Esse resultado mostra as contradições, mostram como o capital financeiro
acaba dominando a economia brasileira.
João Ricardo Costa -
professor de economia do Ibmec/SP
Em valores absolutos,
os lucros dos bancos são expressivos (já a taxa de retorno sobre o patrimônio
não, pois é semelhante à de outros setores) e aumentaram mesmo durante a
depressão econômica. Um
dos motivos é a inovação. Ao utilizarem novas
tecnologias nos seus processos, os bancos podem diminuir custos, tornando-se
não apenas mais eficientes, como mais lucrativos.
Outro motivo se dá
pelos juros
básicos da economia, que antes da crise são mais altos e, portanto,
proporcionam alternativas atraentes para aumentar o lucro sem incorrer nos
riscos e custos da intermediação financeira, gerando ganhos defasados em
relação ao ciclo econômico.
Finalmente, a baixa
competição no setor é outro importante fator. Existem barreiras para que novas
empresas/tecnologias aumentem a competição, o que proporciona poder de mercado
aos bancos. Iniciativas como o cadastro positivo, por exemplo, visam diminuir
essas barreiras.
Rafael Schiozer,
professor de Finanças da Fundação Getulio Vargas
A percepção de que o
lucro dos bancos cresce quando a economia vai mal é falaciosa. Tomemos como
exemplo o ano de 2016, em que o PIB caiu 3,5%: os lucros dos quatro maiores
bancos do país (Itaú, Bradesco, BB e CEF) diminuíram em relação ao ano anterior
(na CEF caiu mais de 40%).
O principal motivo do
crescimento no lucro dos bancos em 2017 foi a melhora do ambiente
macroeconômico, pois o PIB voltou a crescer no ano.

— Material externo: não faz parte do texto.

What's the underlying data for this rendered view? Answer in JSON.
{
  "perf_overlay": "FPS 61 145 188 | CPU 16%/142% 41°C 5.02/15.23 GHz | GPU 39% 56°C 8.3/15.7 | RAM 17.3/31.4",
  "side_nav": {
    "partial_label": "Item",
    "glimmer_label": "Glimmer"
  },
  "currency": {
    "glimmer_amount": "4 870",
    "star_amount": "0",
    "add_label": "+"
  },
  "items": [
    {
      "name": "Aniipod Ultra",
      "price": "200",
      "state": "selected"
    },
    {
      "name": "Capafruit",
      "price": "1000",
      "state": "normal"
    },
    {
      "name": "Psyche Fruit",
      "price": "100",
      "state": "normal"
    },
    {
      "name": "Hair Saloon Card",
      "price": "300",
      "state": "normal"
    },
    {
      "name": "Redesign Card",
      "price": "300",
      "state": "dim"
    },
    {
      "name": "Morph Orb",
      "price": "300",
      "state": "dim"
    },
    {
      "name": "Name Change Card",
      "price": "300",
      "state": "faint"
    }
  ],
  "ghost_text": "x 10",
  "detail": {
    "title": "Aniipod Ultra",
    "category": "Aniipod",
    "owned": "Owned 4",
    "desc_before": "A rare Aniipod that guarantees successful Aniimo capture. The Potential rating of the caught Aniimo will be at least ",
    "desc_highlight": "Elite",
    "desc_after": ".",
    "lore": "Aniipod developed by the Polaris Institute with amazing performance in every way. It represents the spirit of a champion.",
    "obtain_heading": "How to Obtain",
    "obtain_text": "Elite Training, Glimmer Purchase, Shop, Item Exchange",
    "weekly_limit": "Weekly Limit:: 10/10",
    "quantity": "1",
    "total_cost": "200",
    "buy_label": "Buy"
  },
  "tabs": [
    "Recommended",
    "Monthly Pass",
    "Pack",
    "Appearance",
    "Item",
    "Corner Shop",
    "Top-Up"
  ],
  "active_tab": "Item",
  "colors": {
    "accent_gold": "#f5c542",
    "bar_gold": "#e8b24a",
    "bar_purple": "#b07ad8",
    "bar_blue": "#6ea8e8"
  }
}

O nível de inadimplência
caiu em 2017, resultando em menores perdas no crédito.
A expectativa de uma
economia mais forte em 2018 permitiu uma redução nas despesas com provisões,
que refletem a perda que se espera ter nas operações de crédito vigentes, o que
também impactou positivamente o lucro de 2017.
Finalmente, no caso
específico do Banco do Brasil, uma gestão mais profissional e voltada para
resultados permitiu um crescimento de 4 bilhões de reais no lucro de 2017 (mais
de 50% em relação a 2016), o maior crescimento entre os grandes bancos.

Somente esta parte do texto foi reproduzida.